Developing Next-Generation Cal-Adapt Features to Support Natural Gas Sector Resilience
Supporting advanced statistics and incorporation of additional data sets to inform natural gas sector resilience
Eagle Rock Analytics, Inc.
Recipient
Sacramento, CA
Recipient Location
8th
Senate District
10th
Assembly District
$200,000
Amount Spent
Completed
Project Status
Project Result
This project has ended, and the final report has been published. The project addressed issues related to variability and uncertainty and provided scientific guidance to support development of new tools of interest to the gas sector. The project contributed to a CEC staff presentation at a CPUC workshop in support of the long-term gas system planning rulemaking (R.20-01-007). Specifically, the project provided an analysis and visualizations portraying the historical "1-in-10" minimum daily temperature event in a population center in Southern California, as well as projected changes to and uncertainty in minimum temperature associated with the "1-in-10" event. This analysis was provided to an IOU and has led to development of a Cal-Adapt tool to automate the analysis. The project also provided a rigorous approach to the representation of extreme precipitation events in terms relevant to infrastructure management.
View Final ReportThe Issue
California's gas system is vulnerable to extreme weather associated with a highly variable and changing climate. Cal-Adapt is growing in the scope and complexity of the data it hosts. Concurrently, the needs of gas stakeholders are evolving as the impacts of climate change on California become better understood. Cal-Adapt requires additional scientific and technological guidance and support to accommodate the increasing complexity of data and tools. Moreover, the field of climate modeling is developing quickly, and Cal-Adapt needs scientific expertise and guidance to identify opportunities to improve resilience of the gas system to climate change.
Project Innovation
The lead researcher served as scientific lead of Cal-Adapt, working closely with Cal-Adapt's development team and with gas sector stakeholders to support development of tools and visualizations that successfully incorporate advanced scientific and statistical methods and more clearly convey uncertainty as well as the potential range of outcomes.
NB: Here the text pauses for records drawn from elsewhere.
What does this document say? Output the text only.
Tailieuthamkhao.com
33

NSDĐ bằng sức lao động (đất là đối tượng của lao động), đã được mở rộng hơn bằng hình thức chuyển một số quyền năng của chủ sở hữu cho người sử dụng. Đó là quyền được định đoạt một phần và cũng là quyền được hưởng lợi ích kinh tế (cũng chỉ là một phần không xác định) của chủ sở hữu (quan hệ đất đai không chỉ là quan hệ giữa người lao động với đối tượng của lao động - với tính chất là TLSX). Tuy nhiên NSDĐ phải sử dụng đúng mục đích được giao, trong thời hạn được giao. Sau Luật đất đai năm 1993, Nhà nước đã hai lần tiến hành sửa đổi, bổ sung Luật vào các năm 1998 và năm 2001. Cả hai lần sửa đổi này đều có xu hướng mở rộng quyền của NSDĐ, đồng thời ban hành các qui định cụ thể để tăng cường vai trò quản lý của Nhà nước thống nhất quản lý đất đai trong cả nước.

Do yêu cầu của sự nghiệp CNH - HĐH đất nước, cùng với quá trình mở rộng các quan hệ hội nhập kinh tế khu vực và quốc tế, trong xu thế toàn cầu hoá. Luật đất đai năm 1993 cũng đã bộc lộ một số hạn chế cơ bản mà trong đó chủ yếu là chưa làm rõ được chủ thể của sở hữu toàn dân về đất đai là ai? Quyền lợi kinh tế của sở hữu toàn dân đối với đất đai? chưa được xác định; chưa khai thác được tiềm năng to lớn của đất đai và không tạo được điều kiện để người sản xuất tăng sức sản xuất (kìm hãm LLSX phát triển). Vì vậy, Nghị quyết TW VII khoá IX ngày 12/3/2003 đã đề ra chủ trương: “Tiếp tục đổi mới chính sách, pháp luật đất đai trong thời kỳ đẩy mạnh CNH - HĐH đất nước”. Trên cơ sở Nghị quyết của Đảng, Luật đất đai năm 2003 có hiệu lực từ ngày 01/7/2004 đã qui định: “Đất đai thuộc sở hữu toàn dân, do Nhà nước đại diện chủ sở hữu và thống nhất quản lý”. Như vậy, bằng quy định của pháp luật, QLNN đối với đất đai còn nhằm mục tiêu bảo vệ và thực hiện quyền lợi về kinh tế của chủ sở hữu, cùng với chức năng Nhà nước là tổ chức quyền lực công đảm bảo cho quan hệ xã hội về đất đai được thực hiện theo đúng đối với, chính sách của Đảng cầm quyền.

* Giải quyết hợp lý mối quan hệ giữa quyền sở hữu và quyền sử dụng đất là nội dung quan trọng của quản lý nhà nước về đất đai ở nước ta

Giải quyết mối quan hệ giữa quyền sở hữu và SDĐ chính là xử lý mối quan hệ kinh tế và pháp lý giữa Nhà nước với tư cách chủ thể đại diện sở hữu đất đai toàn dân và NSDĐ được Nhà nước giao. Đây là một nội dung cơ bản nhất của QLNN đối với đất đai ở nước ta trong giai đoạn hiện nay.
The researcher represented Cal-Adapt in the scientific community and in conversations with state agencies and IOUs, identified opportunities to improve Cal-Adapt to meet the needs of gas sector stakeholders, and provided scientific and analytical guidance to the Cal-Adapt development team. Specific improvements supported by this grant include providing an analytical basis for incorporation of extreme value analysis that underlies, for example, the extreme precipitation tool; identification of new datasets that provide quality-controlled, continuously-updated observed historical data and select weather stations across California; and development of best practices related to meta-data for new datasets.
Project Goals
Project Benefits
This project provides climate informatics to gas IOUs, governmental stakeholders, elected officials, and energy sector stakeholders. Such informatics can be used to understand gas infrastructure vulnerability in the context of risk from wildfire, sea-level rise, or extreme climate events. Informed deployment of infrastructure will increase reliability through reduced damages, decrease costs through reduced losses, and increase safety of the delivery system. Data and algorithms hosted on Cal-Adapt can be used to help understand shifts in fossil gas consumption and challenges to resilience.
Reliability
This project will improve gas reliability by enabling investor owned utilities to understand gas infrastructure vulnerability in the context of risk from wildfire, sea-level rise, or extreme climate events. Informed decision-making around infrastructure management can increase reliability through reductions of damage.